Bij iemand die besmet is met SARS-2-coronavirus zitten er veel van deze virussen in de luchtwegen. Vooral in de eerste week na de besmetting is dit zo. De virussen kunnen via druppeltjes in de uitademingslucht terechtkomen. Dat kan door hoesten en niezen, maar ook door spreken en zingen. Ook mensen die nog net niet ziek zijn en mensen die niet of nauwelijks ziek worden, blijken op deze manier veel virus te kunnen verspreiden.
Het virus in de uitademingslucht kan op verschillende manieren iemand anders besmetten:
- Als iemand het SARS-2-coronavirus in de luchtwegen heeft en hoest, niest, (luid) spreekt of zingt, worden druppeltjes met daarin coronavirussen in de directe omgeving verspreid. Deze druppeltjes kunnen op de huid of slijmvliezen van iemand anders terechtkomen en deze persoon kan dan besmet raken, zoals onder punt 3 wordt uitgelegd.
Druppeltjes kunnen in grootte variëren van 0,2 tot 200 micrometer (ter vergelijking: een menselijke haar is ongeveer 50 micrometer dik). We weten inmiddels dat virus-bevattende druppeltjes groter dan zo’n 100 micrometer een belangrijke besmettingsbron vormen. Deze deeltjes vallen binnen ongeveer 1,5 meter op de grond. Dat is waarop de Nederlandse maatregel van 1,5 meter afstand tot elkaar houden is gebaseerd. - Er zijn inmiddels aanwijzingen dat mensen het virus ook kunnen verspreiden via druppeltjes kleiner dan 100 micrometer. Deze klein druppeltjes worden aërosolen genoemd en zijn vergelijkbaar met nevel of mist. Net als nevel of mist blijven deze deeltjes langer in de lucht zweven en kunnen ze over een langere afstand dan 1,5 meter vatbare mensen bereiken.

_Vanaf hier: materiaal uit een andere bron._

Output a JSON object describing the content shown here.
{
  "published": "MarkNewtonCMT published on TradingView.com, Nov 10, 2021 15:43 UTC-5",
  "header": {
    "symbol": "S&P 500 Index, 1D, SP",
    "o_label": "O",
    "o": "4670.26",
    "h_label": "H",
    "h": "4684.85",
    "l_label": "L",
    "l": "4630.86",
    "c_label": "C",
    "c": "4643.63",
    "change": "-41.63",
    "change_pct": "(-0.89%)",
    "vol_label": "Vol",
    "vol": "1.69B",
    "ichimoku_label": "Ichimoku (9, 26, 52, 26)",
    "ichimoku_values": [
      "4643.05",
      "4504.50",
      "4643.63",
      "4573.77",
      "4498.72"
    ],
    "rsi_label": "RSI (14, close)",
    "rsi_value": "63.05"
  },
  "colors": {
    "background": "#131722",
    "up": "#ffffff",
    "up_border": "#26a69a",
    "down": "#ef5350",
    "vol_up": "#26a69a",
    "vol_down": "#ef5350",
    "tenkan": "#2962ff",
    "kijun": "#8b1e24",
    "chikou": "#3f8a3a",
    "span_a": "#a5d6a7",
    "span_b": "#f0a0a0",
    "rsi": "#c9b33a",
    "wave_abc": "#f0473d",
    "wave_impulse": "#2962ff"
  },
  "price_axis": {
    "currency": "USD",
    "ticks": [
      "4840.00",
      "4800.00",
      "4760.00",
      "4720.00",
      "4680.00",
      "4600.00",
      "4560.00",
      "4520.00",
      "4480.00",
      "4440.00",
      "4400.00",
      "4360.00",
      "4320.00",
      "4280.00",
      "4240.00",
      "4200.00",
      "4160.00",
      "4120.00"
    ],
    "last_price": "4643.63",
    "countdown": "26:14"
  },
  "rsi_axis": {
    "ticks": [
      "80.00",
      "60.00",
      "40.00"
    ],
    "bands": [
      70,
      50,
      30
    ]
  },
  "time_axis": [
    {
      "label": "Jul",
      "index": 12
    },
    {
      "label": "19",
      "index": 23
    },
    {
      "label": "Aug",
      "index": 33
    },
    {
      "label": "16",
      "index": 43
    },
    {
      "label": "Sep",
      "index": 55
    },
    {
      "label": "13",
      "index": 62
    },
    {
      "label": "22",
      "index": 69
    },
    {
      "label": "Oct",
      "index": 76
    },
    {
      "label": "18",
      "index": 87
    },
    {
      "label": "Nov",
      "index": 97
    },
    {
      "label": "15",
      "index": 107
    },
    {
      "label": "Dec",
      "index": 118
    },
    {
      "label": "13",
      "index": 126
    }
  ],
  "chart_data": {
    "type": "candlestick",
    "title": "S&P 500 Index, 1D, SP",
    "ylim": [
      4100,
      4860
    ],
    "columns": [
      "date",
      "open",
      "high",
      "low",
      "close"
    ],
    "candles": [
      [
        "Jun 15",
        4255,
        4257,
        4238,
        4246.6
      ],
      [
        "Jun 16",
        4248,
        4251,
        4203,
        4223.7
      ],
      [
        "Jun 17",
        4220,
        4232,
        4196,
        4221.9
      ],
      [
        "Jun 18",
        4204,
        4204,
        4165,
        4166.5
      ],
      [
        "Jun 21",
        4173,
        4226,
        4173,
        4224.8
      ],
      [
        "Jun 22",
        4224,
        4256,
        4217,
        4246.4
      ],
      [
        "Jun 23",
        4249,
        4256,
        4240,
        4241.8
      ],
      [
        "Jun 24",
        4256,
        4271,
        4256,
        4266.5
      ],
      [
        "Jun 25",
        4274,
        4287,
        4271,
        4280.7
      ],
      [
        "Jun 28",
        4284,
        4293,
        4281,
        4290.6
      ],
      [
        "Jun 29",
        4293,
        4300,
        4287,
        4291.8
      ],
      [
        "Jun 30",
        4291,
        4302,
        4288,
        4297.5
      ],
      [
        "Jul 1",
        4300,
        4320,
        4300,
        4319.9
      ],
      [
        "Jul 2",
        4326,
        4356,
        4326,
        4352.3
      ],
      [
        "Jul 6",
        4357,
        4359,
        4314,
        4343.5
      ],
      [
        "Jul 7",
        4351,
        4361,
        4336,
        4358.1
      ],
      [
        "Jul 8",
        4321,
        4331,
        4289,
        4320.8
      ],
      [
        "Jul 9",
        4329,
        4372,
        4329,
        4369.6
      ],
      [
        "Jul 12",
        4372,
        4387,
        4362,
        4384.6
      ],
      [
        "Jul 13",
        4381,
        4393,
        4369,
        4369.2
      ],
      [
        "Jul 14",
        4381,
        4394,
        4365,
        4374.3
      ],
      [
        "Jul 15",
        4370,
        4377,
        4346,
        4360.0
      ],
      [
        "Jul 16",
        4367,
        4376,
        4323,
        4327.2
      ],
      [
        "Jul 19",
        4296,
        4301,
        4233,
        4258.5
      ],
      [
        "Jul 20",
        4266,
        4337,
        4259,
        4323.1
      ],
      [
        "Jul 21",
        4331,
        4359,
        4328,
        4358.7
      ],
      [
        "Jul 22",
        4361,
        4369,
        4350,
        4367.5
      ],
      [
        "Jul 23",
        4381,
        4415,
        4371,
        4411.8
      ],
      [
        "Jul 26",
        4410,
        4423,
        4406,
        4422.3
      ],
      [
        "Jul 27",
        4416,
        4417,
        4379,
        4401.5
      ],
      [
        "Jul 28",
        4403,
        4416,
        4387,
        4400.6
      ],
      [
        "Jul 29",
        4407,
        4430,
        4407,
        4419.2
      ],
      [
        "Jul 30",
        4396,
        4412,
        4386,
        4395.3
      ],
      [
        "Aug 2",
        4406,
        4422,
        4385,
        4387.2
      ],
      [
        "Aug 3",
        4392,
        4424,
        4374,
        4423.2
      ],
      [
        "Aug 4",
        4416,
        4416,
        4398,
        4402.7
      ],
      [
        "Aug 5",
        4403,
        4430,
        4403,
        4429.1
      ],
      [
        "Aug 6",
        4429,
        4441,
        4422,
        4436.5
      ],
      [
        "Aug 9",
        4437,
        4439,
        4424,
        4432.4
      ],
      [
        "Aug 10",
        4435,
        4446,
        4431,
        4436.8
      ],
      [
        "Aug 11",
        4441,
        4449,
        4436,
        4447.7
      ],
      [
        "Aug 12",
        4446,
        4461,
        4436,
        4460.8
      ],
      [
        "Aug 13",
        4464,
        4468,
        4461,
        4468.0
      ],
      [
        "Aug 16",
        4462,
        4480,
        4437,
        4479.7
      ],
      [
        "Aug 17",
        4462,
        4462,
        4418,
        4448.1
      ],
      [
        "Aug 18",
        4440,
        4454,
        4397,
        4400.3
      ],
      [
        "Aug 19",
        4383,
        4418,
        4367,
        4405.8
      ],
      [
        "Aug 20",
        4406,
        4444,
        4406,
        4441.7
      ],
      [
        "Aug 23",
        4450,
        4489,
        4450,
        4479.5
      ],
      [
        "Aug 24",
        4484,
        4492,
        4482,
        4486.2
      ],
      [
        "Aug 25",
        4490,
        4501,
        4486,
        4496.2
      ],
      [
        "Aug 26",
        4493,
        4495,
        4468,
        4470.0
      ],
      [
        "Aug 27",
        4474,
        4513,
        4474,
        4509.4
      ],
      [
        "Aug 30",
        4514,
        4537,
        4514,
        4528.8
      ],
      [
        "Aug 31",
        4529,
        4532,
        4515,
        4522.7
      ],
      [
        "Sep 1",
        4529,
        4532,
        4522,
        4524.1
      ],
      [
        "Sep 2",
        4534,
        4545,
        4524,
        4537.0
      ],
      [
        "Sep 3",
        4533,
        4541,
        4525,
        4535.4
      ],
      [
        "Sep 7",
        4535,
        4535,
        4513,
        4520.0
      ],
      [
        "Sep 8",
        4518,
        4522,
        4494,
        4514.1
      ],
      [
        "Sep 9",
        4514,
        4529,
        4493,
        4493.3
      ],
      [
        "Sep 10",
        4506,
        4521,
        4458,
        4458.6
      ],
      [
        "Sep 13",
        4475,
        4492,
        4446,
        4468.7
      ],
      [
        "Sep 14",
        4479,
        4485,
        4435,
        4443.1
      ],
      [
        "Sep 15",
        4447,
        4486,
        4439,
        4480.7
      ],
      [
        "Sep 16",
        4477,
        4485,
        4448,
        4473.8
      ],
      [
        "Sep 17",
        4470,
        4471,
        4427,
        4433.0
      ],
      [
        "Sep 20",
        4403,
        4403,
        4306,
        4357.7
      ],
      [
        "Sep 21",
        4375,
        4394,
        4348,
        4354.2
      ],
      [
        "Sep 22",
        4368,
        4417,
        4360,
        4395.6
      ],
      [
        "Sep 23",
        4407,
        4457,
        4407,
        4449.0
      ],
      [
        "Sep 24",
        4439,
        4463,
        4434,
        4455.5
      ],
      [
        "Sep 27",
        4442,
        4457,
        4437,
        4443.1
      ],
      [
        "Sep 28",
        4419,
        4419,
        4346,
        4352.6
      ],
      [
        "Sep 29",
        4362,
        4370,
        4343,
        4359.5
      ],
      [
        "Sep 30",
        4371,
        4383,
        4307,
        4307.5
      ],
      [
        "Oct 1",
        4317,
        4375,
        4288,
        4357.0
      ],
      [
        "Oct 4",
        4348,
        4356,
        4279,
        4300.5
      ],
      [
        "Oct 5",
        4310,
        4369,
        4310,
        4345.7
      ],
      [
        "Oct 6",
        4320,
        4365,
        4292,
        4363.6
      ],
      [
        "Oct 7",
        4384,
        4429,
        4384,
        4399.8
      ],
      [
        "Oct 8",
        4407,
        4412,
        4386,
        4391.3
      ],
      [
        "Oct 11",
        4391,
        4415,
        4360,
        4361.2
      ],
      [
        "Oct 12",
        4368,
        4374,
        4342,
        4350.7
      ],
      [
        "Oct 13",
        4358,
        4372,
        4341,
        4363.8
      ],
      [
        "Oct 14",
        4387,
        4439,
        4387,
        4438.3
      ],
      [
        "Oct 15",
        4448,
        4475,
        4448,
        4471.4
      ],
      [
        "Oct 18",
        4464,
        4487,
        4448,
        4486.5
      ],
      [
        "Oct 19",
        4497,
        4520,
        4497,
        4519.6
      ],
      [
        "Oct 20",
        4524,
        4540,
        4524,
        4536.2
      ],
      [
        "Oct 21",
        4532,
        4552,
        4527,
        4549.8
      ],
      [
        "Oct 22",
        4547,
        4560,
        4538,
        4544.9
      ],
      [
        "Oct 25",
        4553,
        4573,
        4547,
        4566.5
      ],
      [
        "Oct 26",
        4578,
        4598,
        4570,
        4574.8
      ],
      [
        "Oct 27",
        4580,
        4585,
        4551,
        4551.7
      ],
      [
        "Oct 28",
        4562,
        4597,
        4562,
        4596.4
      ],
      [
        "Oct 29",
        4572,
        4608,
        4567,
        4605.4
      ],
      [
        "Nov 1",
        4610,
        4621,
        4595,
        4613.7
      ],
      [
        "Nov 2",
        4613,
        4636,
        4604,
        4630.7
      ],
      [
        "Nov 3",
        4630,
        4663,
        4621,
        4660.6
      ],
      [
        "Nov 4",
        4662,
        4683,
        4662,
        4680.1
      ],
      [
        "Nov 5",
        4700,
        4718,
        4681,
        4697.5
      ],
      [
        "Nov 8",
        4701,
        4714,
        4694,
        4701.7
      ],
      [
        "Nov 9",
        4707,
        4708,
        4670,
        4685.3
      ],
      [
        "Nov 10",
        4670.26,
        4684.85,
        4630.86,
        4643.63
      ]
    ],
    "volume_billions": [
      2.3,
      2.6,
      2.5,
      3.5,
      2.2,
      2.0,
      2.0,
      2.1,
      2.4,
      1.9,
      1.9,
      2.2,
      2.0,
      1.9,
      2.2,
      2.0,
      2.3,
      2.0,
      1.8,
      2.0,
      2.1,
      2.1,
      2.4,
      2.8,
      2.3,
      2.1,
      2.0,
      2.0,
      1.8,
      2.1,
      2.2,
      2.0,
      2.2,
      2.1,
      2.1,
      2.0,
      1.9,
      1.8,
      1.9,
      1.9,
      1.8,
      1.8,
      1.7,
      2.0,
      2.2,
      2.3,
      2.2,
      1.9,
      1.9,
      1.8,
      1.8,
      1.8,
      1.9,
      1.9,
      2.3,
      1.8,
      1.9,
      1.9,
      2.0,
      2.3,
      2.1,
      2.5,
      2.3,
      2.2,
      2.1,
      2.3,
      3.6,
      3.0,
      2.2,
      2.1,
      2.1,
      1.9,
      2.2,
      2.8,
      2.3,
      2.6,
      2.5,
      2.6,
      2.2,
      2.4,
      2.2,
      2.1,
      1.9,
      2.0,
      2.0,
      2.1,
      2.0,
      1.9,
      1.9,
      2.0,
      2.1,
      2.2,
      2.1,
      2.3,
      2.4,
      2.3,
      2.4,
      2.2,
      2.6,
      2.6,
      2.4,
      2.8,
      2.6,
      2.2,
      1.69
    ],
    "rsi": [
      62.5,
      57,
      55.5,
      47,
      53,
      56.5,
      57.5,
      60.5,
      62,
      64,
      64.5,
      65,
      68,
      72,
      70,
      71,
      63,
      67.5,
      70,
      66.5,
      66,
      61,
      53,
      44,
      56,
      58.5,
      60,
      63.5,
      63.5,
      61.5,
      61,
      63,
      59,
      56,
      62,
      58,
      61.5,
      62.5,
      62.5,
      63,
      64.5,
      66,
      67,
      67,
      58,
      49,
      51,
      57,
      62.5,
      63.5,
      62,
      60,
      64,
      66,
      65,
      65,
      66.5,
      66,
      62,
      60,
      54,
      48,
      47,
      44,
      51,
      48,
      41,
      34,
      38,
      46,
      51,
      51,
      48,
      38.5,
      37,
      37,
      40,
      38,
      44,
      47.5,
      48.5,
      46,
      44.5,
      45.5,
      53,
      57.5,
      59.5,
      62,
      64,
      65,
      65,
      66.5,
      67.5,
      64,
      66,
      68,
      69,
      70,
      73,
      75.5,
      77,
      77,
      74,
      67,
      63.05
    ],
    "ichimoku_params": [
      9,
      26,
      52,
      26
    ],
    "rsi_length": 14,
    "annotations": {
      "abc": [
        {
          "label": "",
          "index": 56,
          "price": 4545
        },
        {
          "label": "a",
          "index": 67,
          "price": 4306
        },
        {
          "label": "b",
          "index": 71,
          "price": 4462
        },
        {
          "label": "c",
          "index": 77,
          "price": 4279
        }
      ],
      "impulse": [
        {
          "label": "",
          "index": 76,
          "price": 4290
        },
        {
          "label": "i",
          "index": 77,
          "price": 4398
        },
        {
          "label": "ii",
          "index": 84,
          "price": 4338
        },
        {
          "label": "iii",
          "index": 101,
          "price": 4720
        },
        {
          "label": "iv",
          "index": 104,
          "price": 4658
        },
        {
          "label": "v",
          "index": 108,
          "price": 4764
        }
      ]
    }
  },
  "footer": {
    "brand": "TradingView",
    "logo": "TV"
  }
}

- Verder zal iemand die coronavirussen in de luchtwegen heeft, gemakkelijk de eigen handen besmetten. Door vervolgens iemand anders aan te raken (bijvoorbeeld door handen schudden), wordt de huid van die ander besmet met virussen. Door bijvoorbeeld met een besmette hand in de ogen te wrijven of de neus of mond aan te raken kunnen de virussen op de slijmvliezen terechtkomen. Daar kunnen ze zich vermenigvuldigen en iemand ziek maken.
- Besmette handen en besmette druppeltjes kunnen ook op voorwerpen terechtkomen, bijvoorbeeld op deurknoppen, trapleuningen, liftknoppen, winkelwagentjes, mobiele telefoons, toetsenborden en borden, glazen en bestek. Wanneer iemand die vatbaar is zulke besmette voorwerpen aanraakt, kan deze persoon besmet worden en ziek worden. We noemen dit indirecte overdracht. 1 Ter vergelijking: een menselijke haar is ongeveer 50 micrometer dik.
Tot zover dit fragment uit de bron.